Khan’s Third Blunder: Attacking the Army
But Khan didn’t just abandon his political leverage, he went ahead and attacked the army as well. Khan claimed that the army was plotting to assassinate him and that the army worked with the US to overthrow his government. Khan also spread conspiracy theories about a figure within the army called “dirty Harry”, a person who Khan claimed was out to personally attack and remove Khan from political relevancy.
All this conspiracy pandering caused the army to lose confidence in Khan, and while there were still some supporters within the army at that time. After the protests of May 9, even those army supporters lost confidence in Khan fearing that Khan’s anti-army rhetoric had resulted in a physical altercation with the army. During the protests, Khan chose to not condemn the rioters and instead threatened the army with more violent protests if Khan were to be arrested again.

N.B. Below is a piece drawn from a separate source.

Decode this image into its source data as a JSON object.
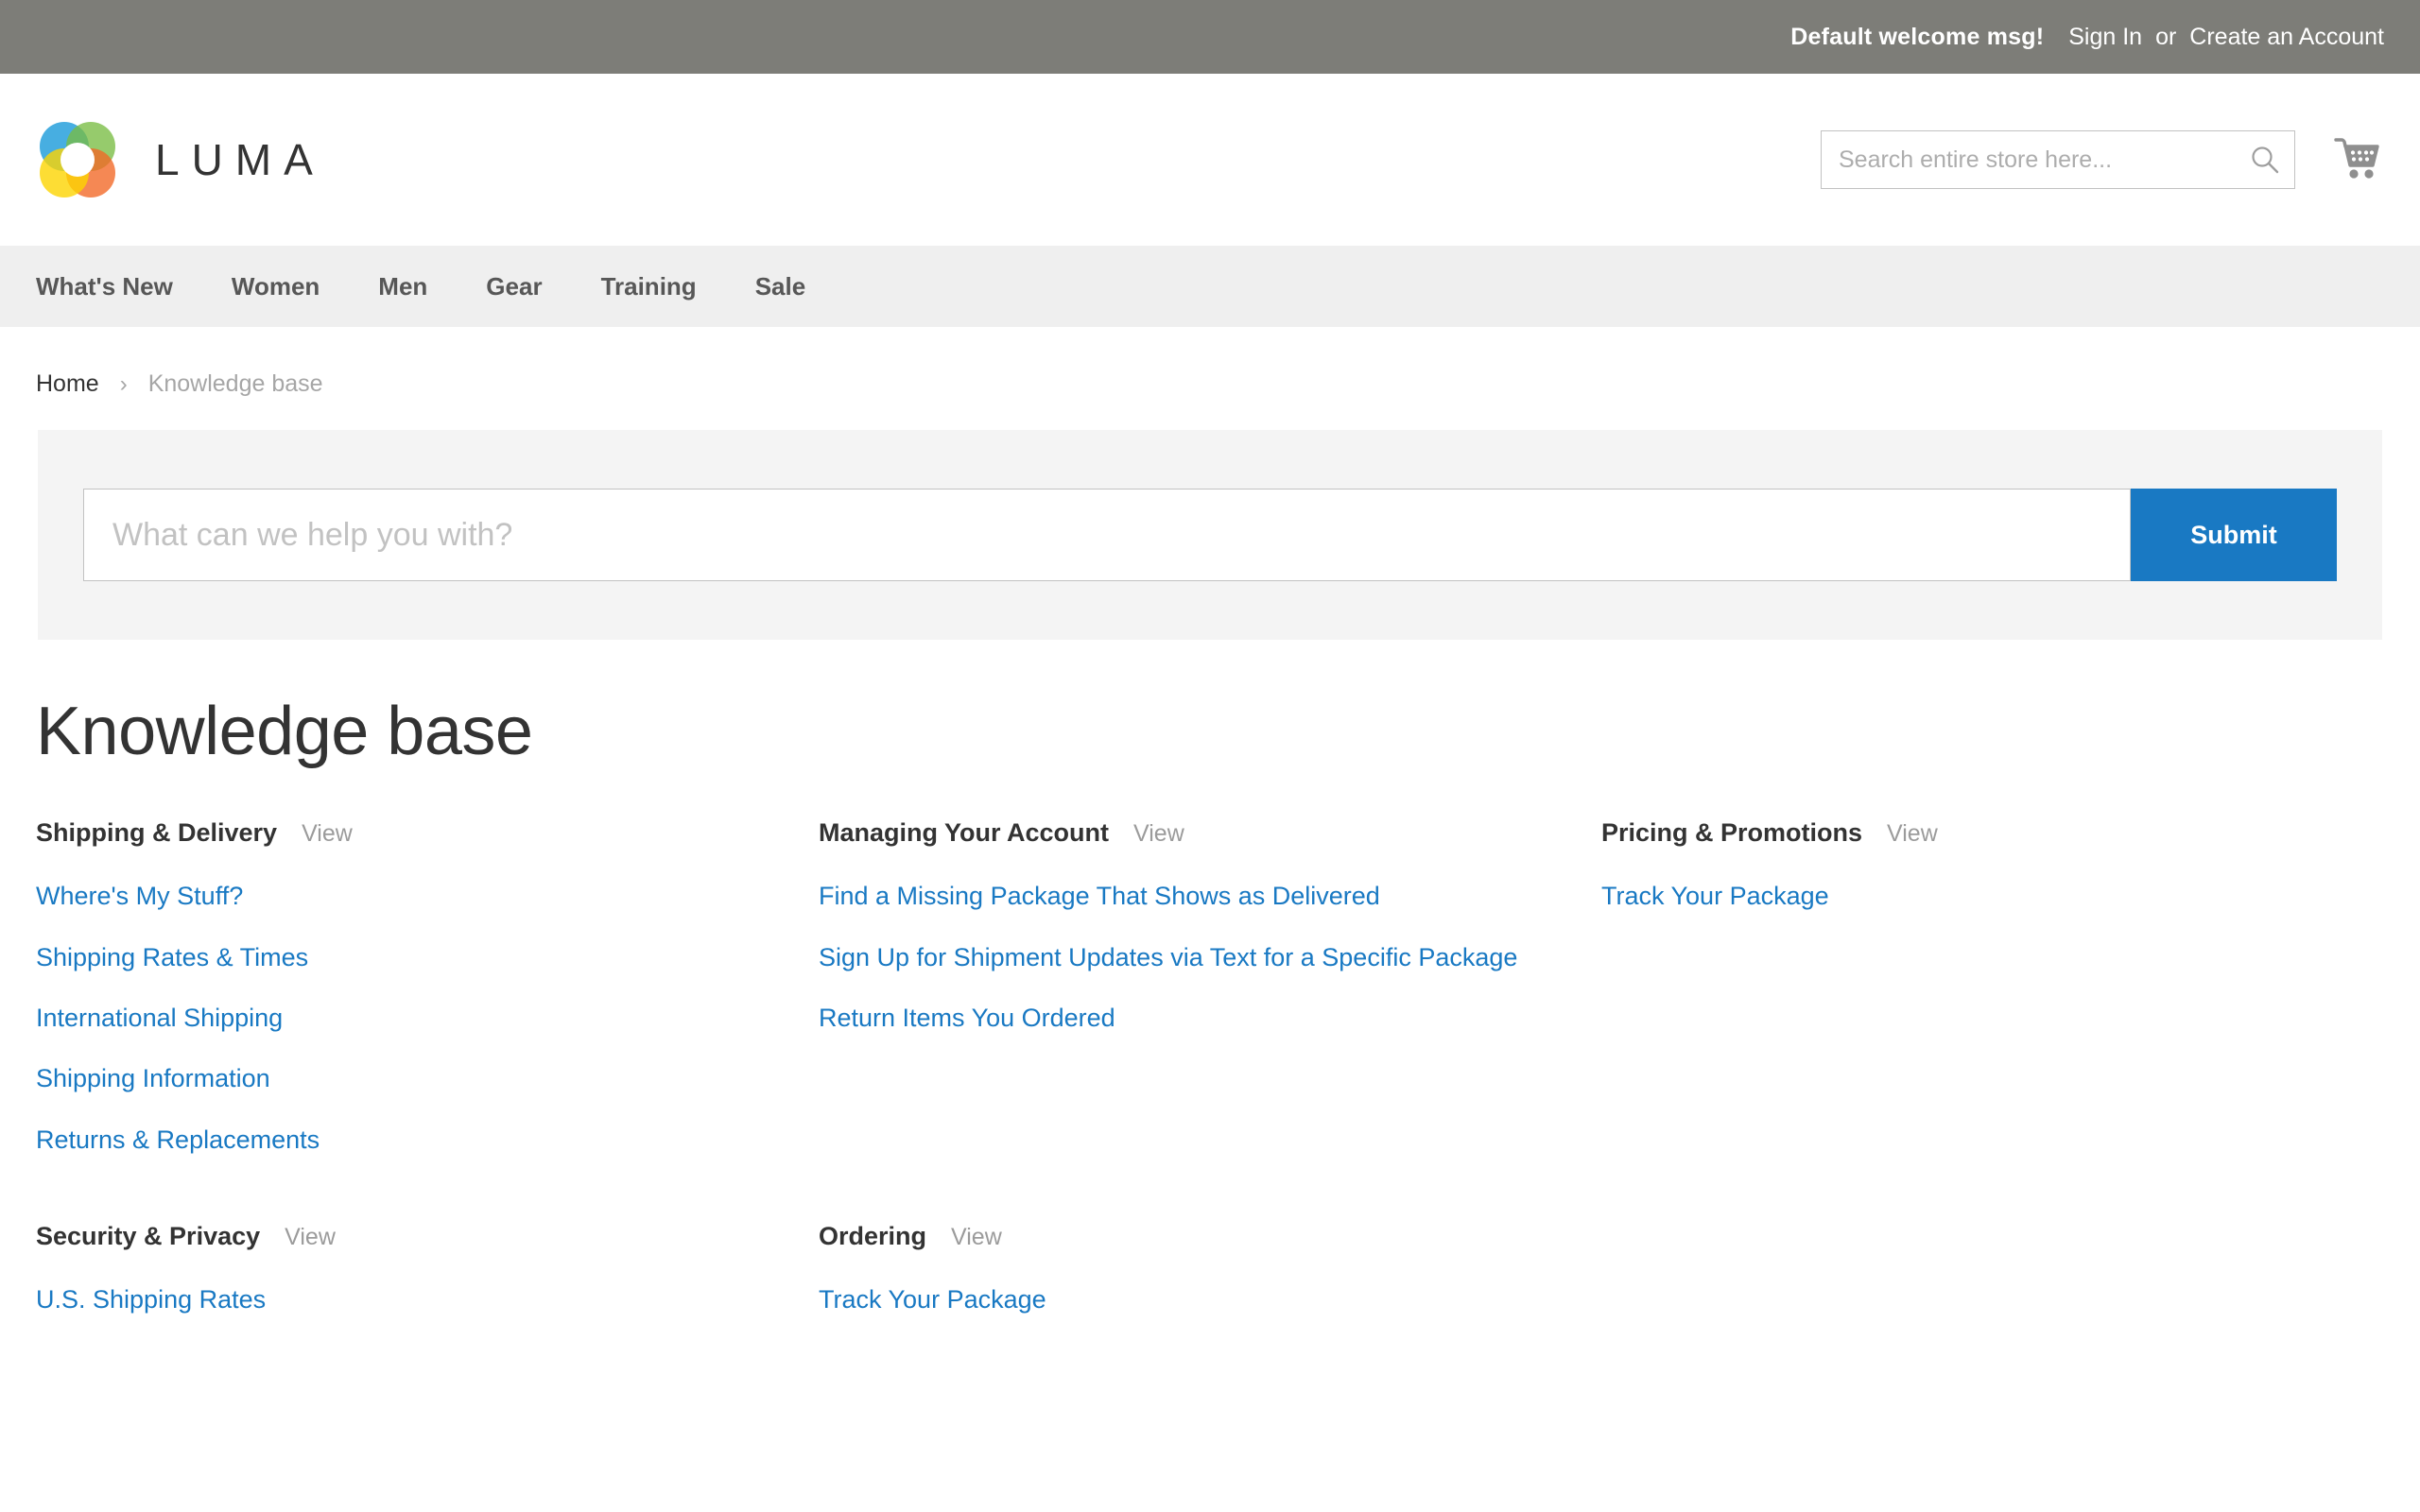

May 9th was the turning point for PTI, a point at which PTI will have a difficult time resolving with the army. The army has arrested thousands of protestors, and they will ensure that each of these protestors receives retribution to make sure May 9th never occurs again. As a response, Khan must fully condemn the May 9th protests while at the same time amend ties with the army if he ever wishes to become Prime Minister again.
An Intelligent PTI Opposition
The alternate reality I’ve pictured for Khan looks to be a lot less toxic while at the same time more politically effective.
A strong opposition in the federal and provincial assemblies combined with rallies and peaceful protests across the nation; coupled with setting himself positively with the army to support his return would’ve put PTI in a winning position come the October elections
But instead, Khan’s rash decisions caused the loss of his leverage against the political establishment and further lost any support of the army because of his anti-army rhetoric. Now, Khan’s path to becoming Prime Minister has become all but difficult.